The limitations of the study are as follows.

  • A limitation of this study is that a decision was taken early on to restrict to young people aged 18 and under at the point of assessment. However, this does leave a blind spot in the study of young people (n = 23420) aged 18 and under that were never referred for assessment, but possibly should have been.

  • The original dataset contained information about first language. However, this feature was excluded from the study due to a high proportion (29 %) of missing values.

  • The dataset also contained information on ethnicity that was categorized as either white or non-white due to the lower frequency of other ethnic categories (see Supplementary Table S13). Analysis of the correctly classified and misclassified results revealed that the performance of the ML models was similar across the ethnic groups (see Supplementary Table S14). More specifically, based on a two-sample z test for the difference of proportions (p value > 0.05), there were no statistically significant differences in the performance of these ML models between the groups. The team is currently in the process of pursuing a follow-up collaboration with LCC to expand this study. Future work involves analysing the data of primary and secondary school young people who require eh support and incorporating new demographic features to uncover new insights and findings.

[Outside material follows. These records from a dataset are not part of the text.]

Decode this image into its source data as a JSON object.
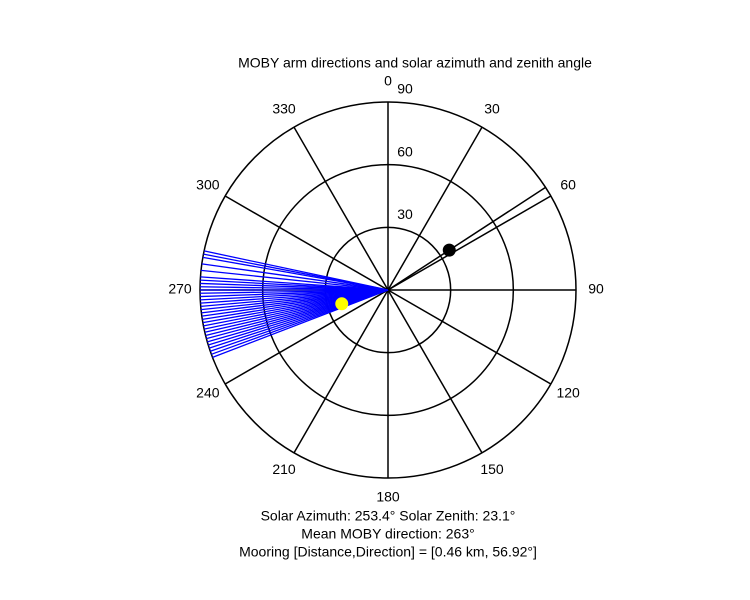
{
  "chart_data": {
    "type": "polar",
    "title": "MOBY arm directions and solar azimuth and zenith angle",
    "rlim": [
      0,
      90
    ],
    "rticks": [
      30,
      60,
      90
    ],
    "thetaticks": [
      0,
      30,
      60,
      90,
      120,
      150,
      180,
      210,
      240,
      270,
      300,
      330
    ],
    "series": [
      {
        "kind": "line",
        "color": "#0000ff",
        "theta": [
          249,
          250,
          251,
          252,
          253,
          254,
          255,
          256,
          257,
          258,
          259,
          260,
          261,
          262,
          263,
          264,
          265,
          266,
          267,
          268,
          269,
          270,
          271,
          272,
          273,
          274,
          276,
          278,
          280,
          281,
          282
        ],
        "r": [
          90,
          90,
          90,
          90,
          90,
          90,
          90,
          90,
          90,
          90,
          90,
          90,
          90,
          90,
          90,
          90,
          90,
          90,
          90,
          90,
          90,
          90,
          90,
          90,
          90,
          90,
          90,
          90,
          90,
          90,
          90
        ]
      },
      {
        "kind": "point",
        "color": "#ffff00",
        "theta": [
          253.4
        ],
        "r": [
          23.1
        ]
      },
      {
        "kind": "point-line",
        "color": "#000000",
        "theta": [
          56.92
        ],
        "r": [
          35
        ]
      }
    ],
    "notes": [
      "Solar Azimuth: 253.4°   Solar Zenith: 23.1°",
      "Mean MOBY direction: 263°",
      "Mooring [Distance,Direction] = [0.46 km, 56.92°]"
    ]
  }
}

  • Imputation methods were explored in our previous study and not reported in this paper. None of the imputation methods explored were suitable for imputing missing values in this dataset due to their sensitivity, and therefore, it was considered ethical not to impute the missing values. Instead, the missing not at random values were treated using one-hot encoding. Further study is needed to develop algorithms suitable for imputing random missing values.

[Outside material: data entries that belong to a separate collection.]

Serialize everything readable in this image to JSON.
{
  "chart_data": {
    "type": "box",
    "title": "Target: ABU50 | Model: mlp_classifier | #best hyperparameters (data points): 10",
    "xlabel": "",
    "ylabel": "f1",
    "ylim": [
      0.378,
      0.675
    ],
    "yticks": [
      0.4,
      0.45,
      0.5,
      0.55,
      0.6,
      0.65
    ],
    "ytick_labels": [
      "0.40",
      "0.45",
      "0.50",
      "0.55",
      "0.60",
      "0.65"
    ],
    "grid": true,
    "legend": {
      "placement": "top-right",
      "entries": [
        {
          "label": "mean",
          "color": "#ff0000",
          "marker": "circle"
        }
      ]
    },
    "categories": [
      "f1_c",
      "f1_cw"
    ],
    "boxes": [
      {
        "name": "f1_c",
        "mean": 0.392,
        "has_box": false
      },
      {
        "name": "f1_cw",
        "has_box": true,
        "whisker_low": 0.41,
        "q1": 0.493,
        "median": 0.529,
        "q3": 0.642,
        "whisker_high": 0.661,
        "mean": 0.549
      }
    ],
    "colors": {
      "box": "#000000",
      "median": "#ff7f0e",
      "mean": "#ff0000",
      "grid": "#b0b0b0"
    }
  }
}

  • Class imbalance appears to be a contributor to the models’ low precision values. The some action model that was trained on a near-balanced dataset achieved the highest precision (i.e., 61%) compared to the other models that were not trained on balanced datasets (eh support: 38% precision; and no action: 12% precision).

  • This paper focuses on the needs and characteristics of individuals and models their service requirements accordingly. This approach does not take into consideration the broader family group and how those complex interrelationships may impact on the requirements of each individual within the group. With EHS being a whole family intervention service, there is a future piece of work to understand those interrelationships and identify requirements at a family level.

Impact on social care

The findings of this paper provide an entry point for local authorities into using AI to support the optimal provision of EHS. Whilst acknowledging the limitations and the need to approach the implementation very carefully, this is a positive step in the long road to incorporating AI into the decision-making process within EHS and potentially the broader remit of children’s social care. At this early stage, a suitable use-case for the model would be to provide additional, data-driven support to the triage process, placing the AI outputs alongside the descriptive referral case notes and information collected by front-line workers. With the focus throughout this paper being on providing explainable AI models, a softer benefit would be to expand confidence and understanding of AI within practitioners and the benefits it could bring to their daily decision-making.

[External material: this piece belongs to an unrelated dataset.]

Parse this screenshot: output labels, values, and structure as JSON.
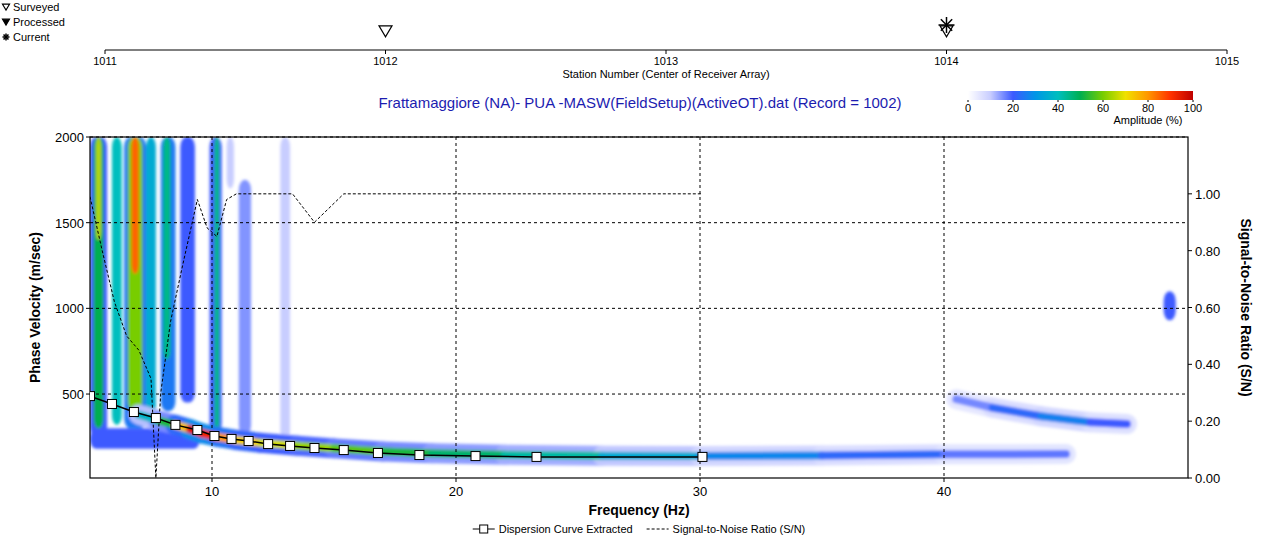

In addition to providing a more complete understanding of the needs of those referred to EHS, the model also has the potential to help identify those that need support but that have not been referred. With the focus on EHS being to provide support and intervention before issues escalate, identifying this group and acting accordingly would be expected to reduce the requirement for higher intensity support later on. With the current limitations of the model, such an approach would need careful consideration as to how that fitted into the existing referral processes. It is not considered justifiable, certainly at this stage, for referrals and allocation of provision to be driven by AI.